Instructions from Thomas Jefferson to Meriwether Lewis

"The commerce which may be carried on with the people inhabiting the line you will pursue, renders a knolege of these people important. You will therefore endeavor to make yourself acquainted, as far as a diligent pursuit of your journey shall admit,

  • with the names of the nations & their numbers;
  • the extent & limits of their possessions:
  • their relations with other tribes or nations;
  • their language, traditions, monuments;
  • their ordinary occupations in agriculture, fishing, hunting, war, arts, & the implements for these;
  • their food, clothing, & domestic accommodations;
  • the diseases prevalent among them, & the remedies they use;
  • moral and physical circumstance which distinguish them from the tribes they know;
  • peculiarities in their laws, customs & dispositions;
  • and articles of commerce they may need or furnish & to what extent.
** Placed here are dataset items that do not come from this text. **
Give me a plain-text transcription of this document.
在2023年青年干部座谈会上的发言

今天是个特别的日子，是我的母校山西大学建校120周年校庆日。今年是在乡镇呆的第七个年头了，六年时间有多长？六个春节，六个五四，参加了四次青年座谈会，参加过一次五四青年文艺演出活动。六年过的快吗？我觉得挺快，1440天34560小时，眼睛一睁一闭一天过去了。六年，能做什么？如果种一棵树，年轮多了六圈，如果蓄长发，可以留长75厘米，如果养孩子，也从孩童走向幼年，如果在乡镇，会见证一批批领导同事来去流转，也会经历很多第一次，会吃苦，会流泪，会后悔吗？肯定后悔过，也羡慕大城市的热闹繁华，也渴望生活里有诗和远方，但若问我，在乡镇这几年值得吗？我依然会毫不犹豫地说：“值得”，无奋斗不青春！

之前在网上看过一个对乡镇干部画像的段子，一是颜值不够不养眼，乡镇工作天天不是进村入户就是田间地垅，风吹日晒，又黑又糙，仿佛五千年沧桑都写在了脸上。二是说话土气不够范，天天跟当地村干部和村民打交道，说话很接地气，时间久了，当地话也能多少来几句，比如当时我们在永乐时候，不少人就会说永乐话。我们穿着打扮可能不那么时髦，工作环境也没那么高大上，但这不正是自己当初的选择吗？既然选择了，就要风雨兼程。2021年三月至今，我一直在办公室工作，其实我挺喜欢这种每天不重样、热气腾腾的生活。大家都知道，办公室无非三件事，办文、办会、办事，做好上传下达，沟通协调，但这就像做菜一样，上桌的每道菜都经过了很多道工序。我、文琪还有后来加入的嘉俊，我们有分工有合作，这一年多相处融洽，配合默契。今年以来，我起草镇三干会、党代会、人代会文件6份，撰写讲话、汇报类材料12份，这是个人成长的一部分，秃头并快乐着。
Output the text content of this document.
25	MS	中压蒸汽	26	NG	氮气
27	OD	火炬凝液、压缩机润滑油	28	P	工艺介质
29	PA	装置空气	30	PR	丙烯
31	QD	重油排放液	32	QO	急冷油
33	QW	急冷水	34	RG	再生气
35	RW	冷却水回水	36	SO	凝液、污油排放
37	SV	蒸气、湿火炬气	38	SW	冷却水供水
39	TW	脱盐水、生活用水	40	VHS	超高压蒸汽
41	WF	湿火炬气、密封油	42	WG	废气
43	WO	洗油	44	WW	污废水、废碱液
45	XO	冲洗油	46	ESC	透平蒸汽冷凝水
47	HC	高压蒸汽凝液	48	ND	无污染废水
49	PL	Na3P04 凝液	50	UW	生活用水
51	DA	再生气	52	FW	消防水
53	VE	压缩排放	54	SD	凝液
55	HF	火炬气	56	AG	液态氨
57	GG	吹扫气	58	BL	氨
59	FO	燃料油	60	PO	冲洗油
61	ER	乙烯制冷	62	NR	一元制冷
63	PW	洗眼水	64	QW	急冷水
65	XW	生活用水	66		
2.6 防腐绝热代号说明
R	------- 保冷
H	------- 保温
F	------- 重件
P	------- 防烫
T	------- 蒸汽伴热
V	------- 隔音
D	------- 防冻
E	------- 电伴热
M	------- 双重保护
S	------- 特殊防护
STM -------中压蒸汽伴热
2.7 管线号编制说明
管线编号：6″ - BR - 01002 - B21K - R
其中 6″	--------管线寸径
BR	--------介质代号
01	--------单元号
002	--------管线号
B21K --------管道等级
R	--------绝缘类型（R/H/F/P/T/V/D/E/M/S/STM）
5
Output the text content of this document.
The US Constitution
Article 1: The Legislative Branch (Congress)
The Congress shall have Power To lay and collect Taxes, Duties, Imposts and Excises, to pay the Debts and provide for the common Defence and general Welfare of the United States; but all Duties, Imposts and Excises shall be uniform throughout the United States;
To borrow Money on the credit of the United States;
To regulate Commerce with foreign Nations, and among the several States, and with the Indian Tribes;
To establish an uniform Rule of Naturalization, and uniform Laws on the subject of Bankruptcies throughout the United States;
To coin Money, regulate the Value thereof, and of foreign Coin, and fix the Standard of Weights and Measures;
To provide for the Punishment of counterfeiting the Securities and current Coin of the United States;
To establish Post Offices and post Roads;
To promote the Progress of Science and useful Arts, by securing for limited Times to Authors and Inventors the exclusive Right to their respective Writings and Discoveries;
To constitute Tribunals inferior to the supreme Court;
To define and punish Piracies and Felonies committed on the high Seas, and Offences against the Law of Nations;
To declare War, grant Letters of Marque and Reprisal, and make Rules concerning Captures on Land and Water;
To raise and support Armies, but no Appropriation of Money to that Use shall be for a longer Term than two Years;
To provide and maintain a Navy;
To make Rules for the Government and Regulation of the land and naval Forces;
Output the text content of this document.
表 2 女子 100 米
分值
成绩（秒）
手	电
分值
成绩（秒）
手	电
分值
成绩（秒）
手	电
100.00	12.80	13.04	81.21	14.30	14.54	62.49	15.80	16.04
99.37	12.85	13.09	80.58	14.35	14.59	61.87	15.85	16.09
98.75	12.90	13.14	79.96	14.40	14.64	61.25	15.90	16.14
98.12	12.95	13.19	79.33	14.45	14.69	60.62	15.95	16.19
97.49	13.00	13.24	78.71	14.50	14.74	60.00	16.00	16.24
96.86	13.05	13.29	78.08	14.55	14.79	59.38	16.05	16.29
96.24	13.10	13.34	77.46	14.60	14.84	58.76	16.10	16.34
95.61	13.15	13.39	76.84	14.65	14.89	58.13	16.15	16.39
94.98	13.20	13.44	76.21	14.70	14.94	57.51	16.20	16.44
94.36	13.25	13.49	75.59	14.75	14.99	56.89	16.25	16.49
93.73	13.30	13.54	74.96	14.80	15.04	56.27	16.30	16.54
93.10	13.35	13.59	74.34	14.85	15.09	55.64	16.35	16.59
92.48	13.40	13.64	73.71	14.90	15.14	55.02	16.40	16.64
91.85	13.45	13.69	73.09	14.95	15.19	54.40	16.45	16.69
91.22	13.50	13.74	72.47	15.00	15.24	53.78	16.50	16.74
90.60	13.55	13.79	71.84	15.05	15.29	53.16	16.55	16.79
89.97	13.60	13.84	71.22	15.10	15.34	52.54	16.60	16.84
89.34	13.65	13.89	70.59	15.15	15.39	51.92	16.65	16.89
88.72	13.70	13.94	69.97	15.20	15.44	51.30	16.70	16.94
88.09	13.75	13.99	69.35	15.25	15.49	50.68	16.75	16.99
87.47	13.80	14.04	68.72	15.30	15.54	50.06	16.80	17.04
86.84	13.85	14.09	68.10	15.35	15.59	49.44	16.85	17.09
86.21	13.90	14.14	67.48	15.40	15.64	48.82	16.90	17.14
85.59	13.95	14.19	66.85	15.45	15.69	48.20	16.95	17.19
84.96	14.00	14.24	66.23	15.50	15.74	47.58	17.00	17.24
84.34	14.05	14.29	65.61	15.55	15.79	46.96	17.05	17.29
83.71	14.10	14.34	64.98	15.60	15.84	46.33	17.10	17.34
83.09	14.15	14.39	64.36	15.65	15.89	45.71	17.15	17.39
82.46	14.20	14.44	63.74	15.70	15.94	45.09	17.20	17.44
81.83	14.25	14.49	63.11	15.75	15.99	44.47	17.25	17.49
"And considering the interest which every nation has in extending & strengthening the authority of reason & justice among the people around them, it will be useful to acquire what knolege you can of the state of morality, religion & information among them, as it may better enable those who endeavor to civilize & instruct them, to adapt their measures to the existing notions & practises of those on whom they are to operate.
"Other objects worthy of notice will be

  • the soil & face of the country, its growth & vegetable productions especially those not of the U. S.
  • the animals of the country generally, & especially those not known in the U. S.
  • The remains & accounts of any which may be deemed rare or extinct;
  • the mineral productions of every kind; but more particularly metals, limestone, pit coal & saltpetre; salines & mineral waters, noting the temperature of the last & such circumstances as may indicate their character; volcanic appearances; climate as characterized by the thermometer, by the proportion of rainy, cloudy & clear days, by lightening, hail, snow, ice, by the access & recess of frost, by the winds, prevailing at different seasons, the dates at which particular plants put forth or lose their flowers, or leaf, times of appearance of particular birds, reptiles or insects.